Re: [RESEND RFC PATCH 0/3] Provide fast access to thread specific data

From: Prakash Sangappa
Date: Tue Sep 14 2021 - 13:25:03 EST




> On Sep 9, 2021, at 10:42 AM, Andy Lutomirski <luto@xxxxxxxxxx> wrote:
>
> On Wed, Sep 8, 2021 at 5:02 PM Prakash Sangappa
> <prakash.sangappa@xxxxxxxxxx> wrote:
>>
>> Resending RFC. This patchset is not final. I am looking for feedback on
>> this proposal to share thread specific data for us in latency sensitive
>> codepath.
>>
>> (patchset based on v5.14-rc7)
>>
>> Cover letter previously sent:
>> ----------------------------
>>
>> Some applications, like a Databases require reading thread specific stats
>> frequently from the kernel in latency sensitive codepath. The overhead of
>> reading stats from kernel using system call affects performance.
>> One use case is reading thread's scheduler stats from /proc schedstat file
>> (/proc/pid/schedstat) to collect time spent by a thread executing on the
>> cpu(sum_exec_runtime), time blocked waiting on runq(run_delay). These
>> scheduler stats, read several times per transaction in latency-sensitive
>> codepath, are used to measure time taken by DB operations.
>>
>> This patch proposes to introduce a mechanism for kernel to share thread
>> stats thru a per thread shared structure shared between userspace and
>> kernel. The per thread shared structure is allocated on a page shared
>> mapped between user space and kernel, which will provide a way for fast
>> communication between user and kernel. Kernel publishes stats in this
>> shared structure. Application thread can read from it in user space
>> without requiring system calls.
>
>
> Can these use cases be addressed by creating a perf event
> (perf_event_open) and mmapping it?


As I understand these will be sampling based used for profiling? So will not
be suitable for the use case we are looking at.
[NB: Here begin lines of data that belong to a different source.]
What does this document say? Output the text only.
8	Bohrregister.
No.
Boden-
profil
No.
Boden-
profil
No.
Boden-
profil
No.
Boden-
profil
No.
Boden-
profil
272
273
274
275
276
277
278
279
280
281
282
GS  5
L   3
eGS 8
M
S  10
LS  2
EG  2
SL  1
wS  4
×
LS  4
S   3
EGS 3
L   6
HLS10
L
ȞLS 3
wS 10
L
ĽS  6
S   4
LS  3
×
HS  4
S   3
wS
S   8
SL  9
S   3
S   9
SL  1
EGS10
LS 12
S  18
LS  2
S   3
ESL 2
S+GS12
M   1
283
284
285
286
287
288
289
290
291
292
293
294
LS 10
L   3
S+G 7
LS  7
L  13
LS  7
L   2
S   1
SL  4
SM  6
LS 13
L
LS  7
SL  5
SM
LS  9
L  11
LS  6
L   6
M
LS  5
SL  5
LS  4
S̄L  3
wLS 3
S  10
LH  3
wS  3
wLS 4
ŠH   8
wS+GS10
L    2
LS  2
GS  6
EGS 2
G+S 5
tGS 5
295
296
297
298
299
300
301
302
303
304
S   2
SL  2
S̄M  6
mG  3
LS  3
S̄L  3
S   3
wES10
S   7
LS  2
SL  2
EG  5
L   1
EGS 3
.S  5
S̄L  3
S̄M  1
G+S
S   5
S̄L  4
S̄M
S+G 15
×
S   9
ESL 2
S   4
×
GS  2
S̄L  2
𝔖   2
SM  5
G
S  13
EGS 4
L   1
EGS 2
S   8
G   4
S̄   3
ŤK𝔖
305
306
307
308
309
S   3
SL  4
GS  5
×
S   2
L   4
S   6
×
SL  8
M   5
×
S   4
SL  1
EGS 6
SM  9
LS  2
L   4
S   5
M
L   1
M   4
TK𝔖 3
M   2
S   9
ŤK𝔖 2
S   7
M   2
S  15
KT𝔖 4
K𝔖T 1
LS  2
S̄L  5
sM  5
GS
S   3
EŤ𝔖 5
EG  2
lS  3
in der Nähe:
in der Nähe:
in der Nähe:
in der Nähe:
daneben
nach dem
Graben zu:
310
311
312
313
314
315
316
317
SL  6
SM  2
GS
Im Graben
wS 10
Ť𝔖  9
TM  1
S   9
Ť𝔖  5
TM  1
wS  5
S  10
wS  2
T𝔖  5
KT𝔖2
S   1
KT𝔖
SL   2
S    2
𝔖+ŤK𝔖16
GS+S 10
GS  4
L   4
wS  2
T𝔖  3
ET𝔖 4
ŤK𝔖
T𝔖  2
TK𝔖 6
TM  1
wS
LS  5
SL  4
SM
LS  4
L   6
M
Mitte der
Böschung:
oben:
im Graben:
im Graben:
Also, it would require every thread to open and create perf event mappings.
Not sure how well this would scale given the requirement Is for use by a large
number of threads.

The proposal here is to provision a per thread shared memory space(between
userspace and kernel) with a small memory footprint as it needs to be allocated
from pinned memory, to share thread specific info, like per thread sched stats
here. This should have low overhead and scale better.